Jaguar Amperage Flow

Hello my name is Harrison, but you can call me Verrazano. I am from FRC team 3512.

currently I am researching Jaguar amperage flow and control, Last year we ran into a major problem we burned out several Jaguars during competition due to pushing against other robots and frying the motor controllers.

through my research I found that there are two possible ways to control the flow of amperage through the Jaguars.

  1. Wire the connection between the Jaguar and motor with a resetting breaker.

  2. Writing code that receives the amperage flow value then shuts down the motor temporarily until the flow is normal.

The easiest of the two ways being to do it using code, which falls into my hands as software lead. seeing as I am unsure of an existing function to get the amperage flow it would be a little difficult.

It would be greatly appreciated if anyone could help us, by giving us some pointers on code or if they have any knowledge of this.

Thank you for you time in reading this and your input.



A question and a few comments:

Which Jags are you talking about here, the Tan or Black ones? The newer ones are supposed to have functioning built-in overcurrent thermal protection.
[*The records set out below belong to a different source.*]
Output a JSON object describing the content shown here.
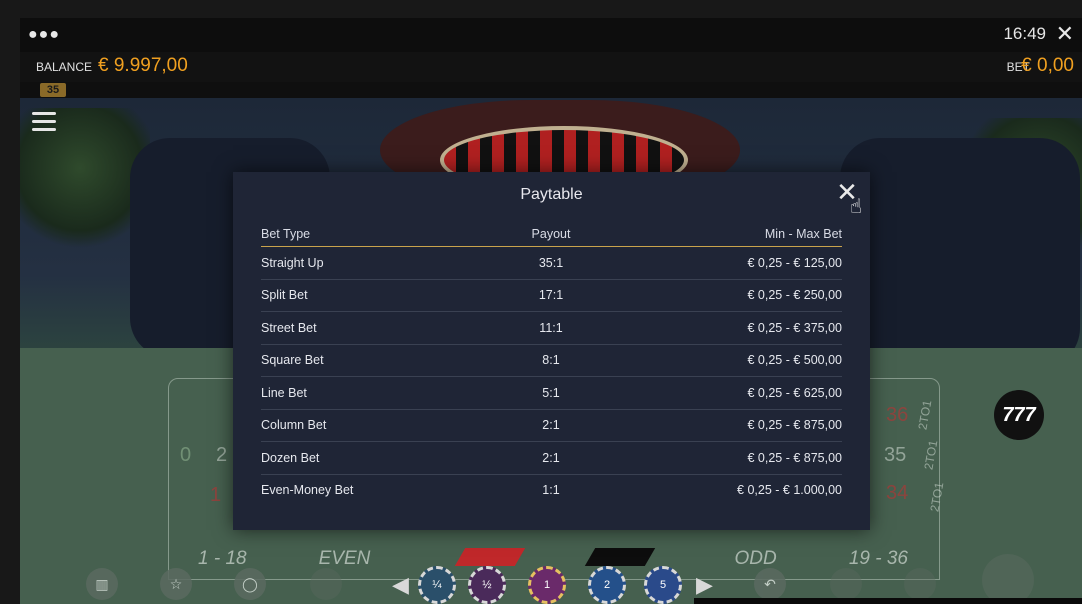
{
  "topbar": {
    "time": "16:49",
    "close_icon": "close-icon"
  },
  "balance": {
    "label": "BALANCE",
    "value": "€ 9.997,00"
  },
  "bet": {
    "label": "BET",
    "value": "€ 0,00"
  },
  "badge": "35",
  "table": {
    "bottom_labels": [
      "1 - 18",
      "EVEN",
      "ODD",
      "19 - 36"
    ],
    "zero": "0",
    "column_labels": [
      "2TO1",
      "2TO1",
      "2TO1"
    ],
    "visible_numbers": [
      "2",
      "1",
      "35",
      "34",
      "36"
    ]
  },
  "logo_text": "777",
  "chips": [
    "¼",
    "½",
    "1",
    "2",
    "5"
  ],
  "modal": {
    "title": "Paytable",
    "headers": {
      "bet_type": "Bet Type",
      "payout": "Payout",
      "min_max": "Min - Max Bet"
    },
    "rows": [
      {
        "bet_type": "Straight Up",
        "payout": "35:1",
        "min_max": "€ 0,25 - € 125,00"
      },
      {
        "bet_type": "Split Bet",
        "payout": "17:1",
        "min_max": "€ 0,25 - € 250,00"
      },
      {
        "bet_type": "Street Bet",
        "payout": "11:1",
        "min_max": "€ 0,25 - € 375,00"
      },
      {
        "bet_type": "Square Bet",
        "payout": "8:1",
        "min_max": "€ 0,25 - € 500,00"
      },
      {
        "bet_type": "Line Bet",
        "payout": "5:1",
        "min_max": "€ 0,25 - € 625,00"
      },
      {
        "bet_type": "Column Bet",
        "payout": "2:1",
        "min_max": "€ 0,25 - € 875,00"
      },
      {
        "bet_type": "Dozen Bet",
        "payout": "2:1",
        "min_max": "€ 0,25 - € 875,00"
      },
      {
        "bet_type": "Even-Money Bet",
        "payout": "1:1",
        "min_max": "€ 0,25 - € 1.000,00"
      }
    ]
  },
  "colors": {
    "accent": "#f0a020",
    "modal_bg": "#1f2536",
    "header_rule": "#c9a34c"
  }
}
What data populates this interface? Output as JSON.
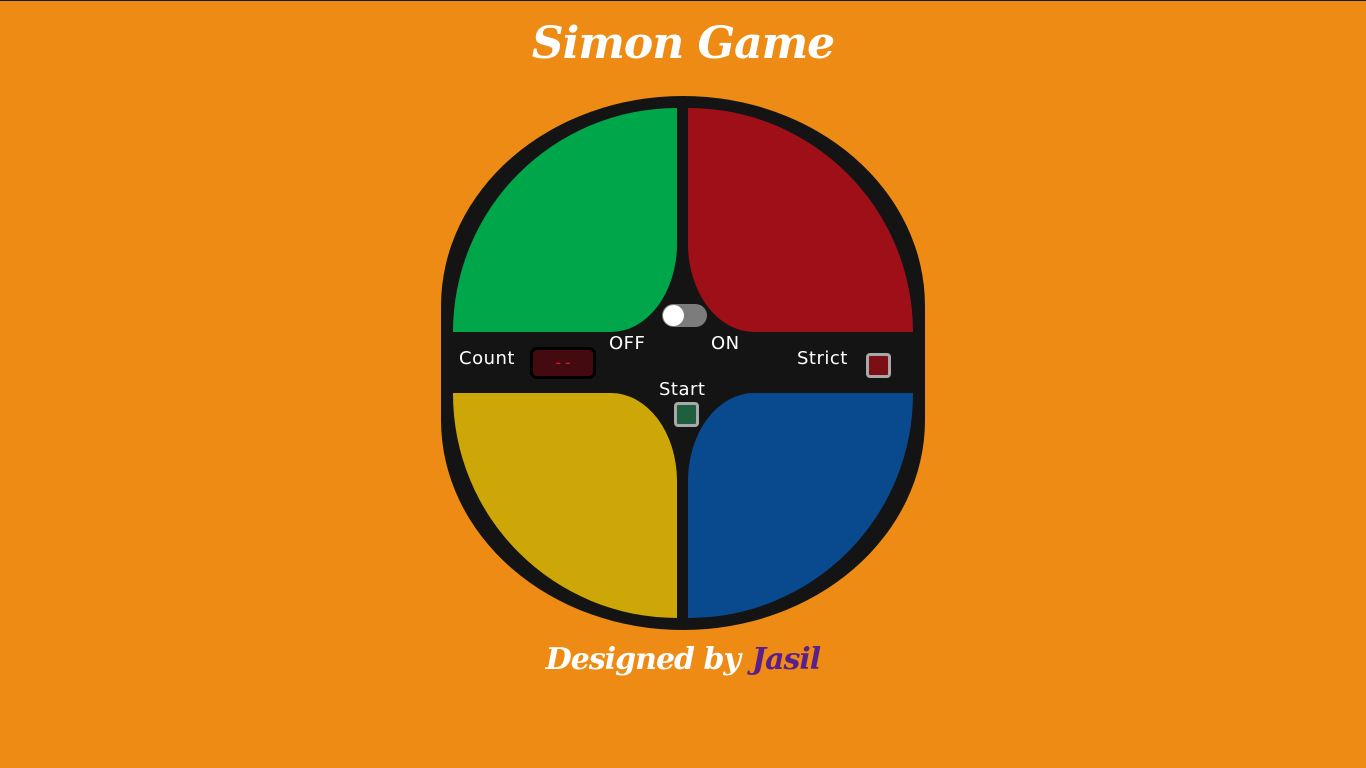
{
  "title": "Simon Game",
  "controls": {
    "count_label": "Count",
    "count_display": "--",
    "off_label": "OFF",
    "on_label": "ON",
    "strict_label": "Strict",
    "start_label": "Start",
    "power_on": false
  },
  "pads": [
    {
      "name": "green",
      "color": "#00a74a"
    },
    {
      "name": "red",
      "color": "#9f0f17"
    },
    {
      "name": "yellow",
      "color": "#cca707"
    },
    {
      "name": "blue",
      "color": "#094a8f"
    }
  ],
  "footer": {
    "designed_by": "Designed by",
    "author": "Jasil"
  },
  "colors": {
    "background": "#ee8b14",
    "board": "#141414",
    "author": "#5b1f8c"
  }
}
They shouldn’t burn out.

If you use CAN to control the Jag, you can read the current.

If you are using PWM instead of CAN, you can get the current by using an analog input to measure the voltage drop across the Jag’s input power lead on the ground side.
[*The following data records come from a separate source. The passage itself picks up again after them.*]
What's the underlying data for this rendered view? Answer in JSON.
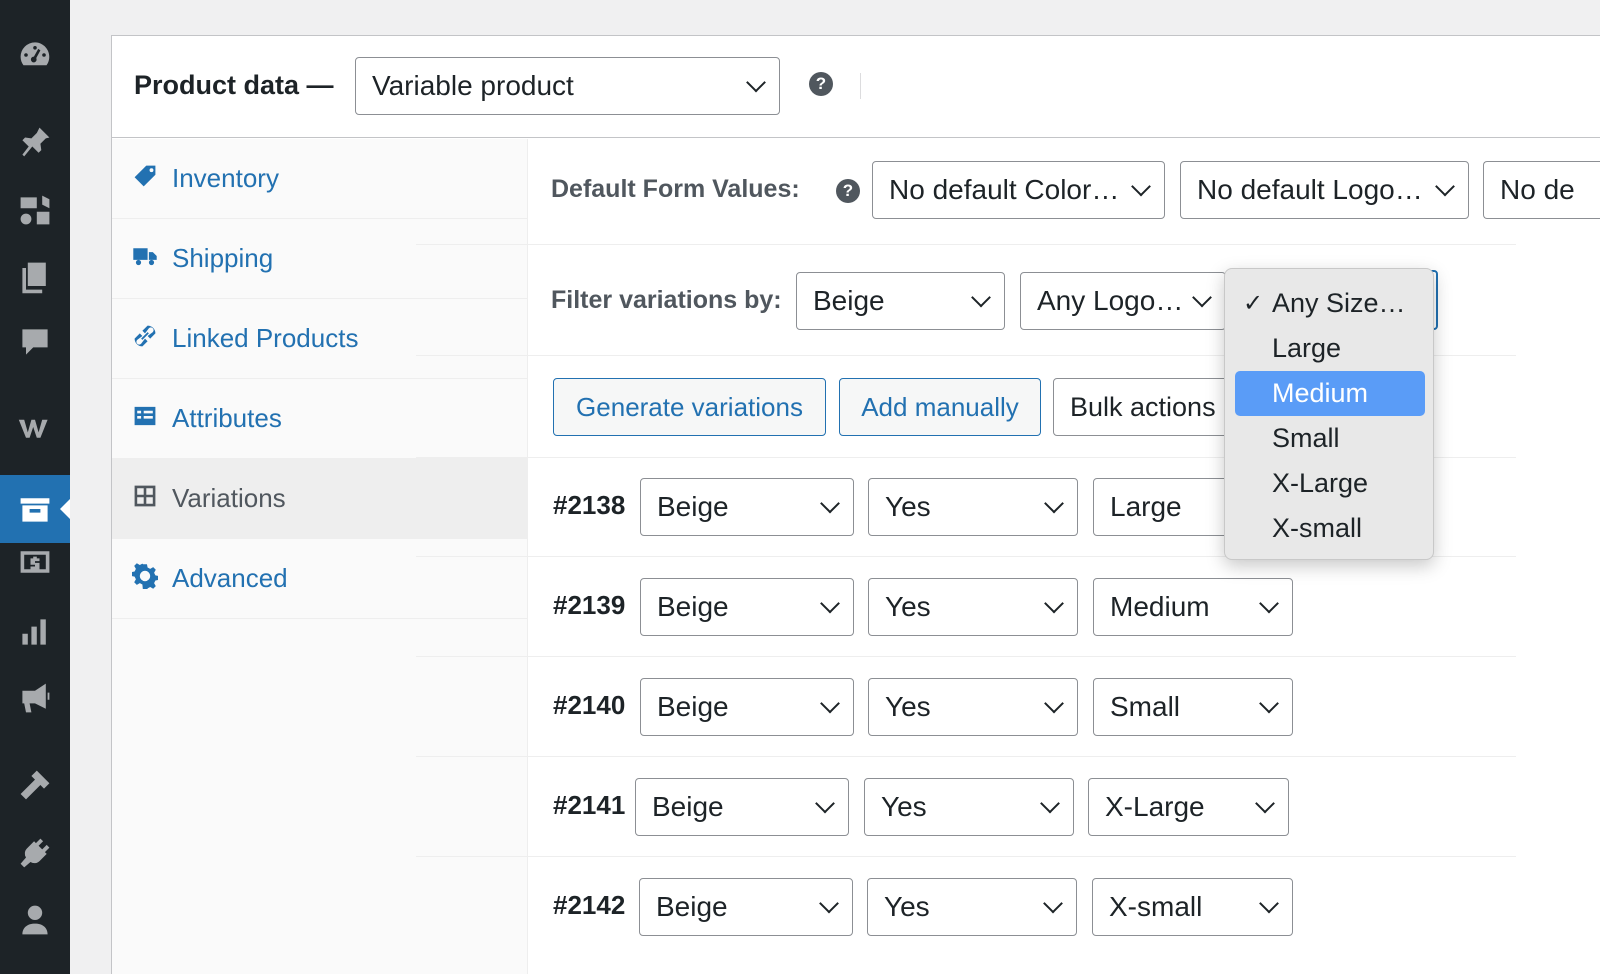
{
  "admin_menu": [
    {
      "icon": "dashboard-icon"
    },
    {
      "icon": "pin-icon"
    },
    {
      "icon": "media-icon"
    },
    {
      "icon": "pages-icon"
    },
    {
      "icon": "comments-icon"
    },
    {
      "icon": "woocommerce-icon"
    },
    {
      "icon": "products-icon",
      "active": true
    },
    {
      "icon": "payments-icon"
    },
    {
      "icon": "analytics-icon"
    },
    {
      "icon": "marketing-icon"
    },
    {
      "icon": "appearance-icon"
    },
    {
      "icon": "plugins-icon"
    },
    {
      "icon": "users-icon"
    }
  ],
  "header": {
    "title": "Product data —",
    "product_type": "Variable product",
    "help": "?"
  },
  "tabs": [
    {
      "label": "Inventory",
      "icon": "tag-icon"
    },
    {
      "label": "Shipping",
      "icon": "truck-icon"
    },
    {
      "label": "Linked Products",
      "icon": "link-icon"
    },
    {
      "label": "Attributes",
      "icon": "list-icon"
    },
    {
      "label": "Variations",
      "icon": "grid-icon",
      "active": true
    },
    {
      "label": "Advanced",
      "icon": "gear-icon"
    }
  ],
  "defaults": {
    "label": "Default Form Values:",
    "help": "?",
    "color": "No default Color…",
    "logo": "No default Logo…",
    "size": "No de"
  },
  "filter": {
    "label": "Filter variations by:",
    "color": "Beige",
    "logo": "Any Logo…",
    "size_options": [
      "Any Size…",
      "Large",
      "Medium",
      "Small",
      "X-Large",
      "X-small"
    ],
    "size_checked": "Any Size…",
    "size_highlighted": "Medium",
    "check_mark": "✓"
  },
  "actions": {
    "generate": "Generate variations",
    "add_manually": "Add manually",
    "bulk": "Bulk actions"
  },
  "variations": [
    {
      "id": "#2138",
      "color": "Beige",
      "logo": "Yes",
      "size": "Large"
    },
    {
      "id": "#2139",
      "color": "Beige",
      "logo": "Yes",
      "size": "Medium"
    },
    {
      "id": "#2140",
      "color": "Beige",
      "logo": "Yes",
      "size": "Small"
    },
    {
      "id": "#2141",
      "color": "Beige",
      "logo": "Yes",
      "size": "X-Large"
    },
    {
      "id": "#2142",
      "color": "Beige",
      "logo": "Yes",
      "size": "X-small"
    }
  ],
  "colors": {
    "admin_bg": "#1d2327",
    "accent": "#2271b1",
    "highlight": "#5a9cf7"
  }
}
You will have to heavily filter the signal to prevent false positives. Finding the right balance between protecting the Jag and allowing large current surges when necessary may be tricky.

You should look for the root cause. Your drivetrain may be geared improperly (not geared down enough).


We are using the black new jaguars. we are not using CAN, measuring the voltage drops across the power lead to the jaguar sounds like it requires extra equipment which is what we are trying to avoid.

As for the drive train I agree that it was likely to have been geared incorrectly as we just hooked the motors from a chain directly to the wheels. can you think of any other way that doesn’t require my electrical counter parts to hook anything new up.

It does not require extra equipment. The cRIO has analog inputs.

As for the drive train I agree that it was likely to have been geared incorrectly as we just hooked the motors from a chain directly to the wheels.

No gearbox?


Last year we decided that it would add to much weight. This year we are using stripped down and modified super-shifters. I just talked to the electrical team and mechanical team on this matter. The mechanical team agreed with the gearing statement as that being the main reason for our burn outs. They also said that the new gearing will mostly likely eliminate the problem. The supers-shifters also have a rpm instrument on them that we might utilize. I try out the analog reading option with CRio.

Thanks for the help it’s greatly appreciated.

I am a little confused by this part of the question. Breakers are required. The unfortunate thing about them is that they are meant largely, to protect the wiring and prevent fires. They do very little to protect the motors or the controllers.
As to the chain to wheels, there are other components to this arrangement that provide from some reduction ratio between motor and final drive. However, teams that chose this approach must use additional bearings as the bearing assembly in the CIM motor is not designed for the kind of side loading normally encountered in this type of chain drive. It is possible that a correct reduction was designed into your robot such that normal motor operation was expected. The side loading presents very high friction loads to the motor, resulting in significantly increased current. If you had coupled this to a normal tank drive with high friction wheels, then you likely were putting the motor at or near rated stall current of 133 amps. The Jaguar cannot handle this current for long. The newer Jaguar design has current capability of 90-100 amps and repeated demands above this point result in failure of the device. The Jaguar does have internal protections for this and will try to enter a current protection mode before damage can occur. However, repeated high current demands can destroy the Jaguar or Victor for that matter.

As Ether has hinted, measuring the voltage drop across the power wiring feeding the Jaguar will give you an idea of the current each device is delivering. Using #10 wire, 100 amps will drop 0.1 volt per foot. While this requires some special circuitry, it is possible to do so with the analog inputs to the Crio. Remember that the current flowing to the Jaguar on the positive lead is also flowing away from the Jaguar on the negative lead. Low impedance current monitoring is legal under the 2011 rules and will likely also be legal in 2012 as a custom circuit (see 2011 R43).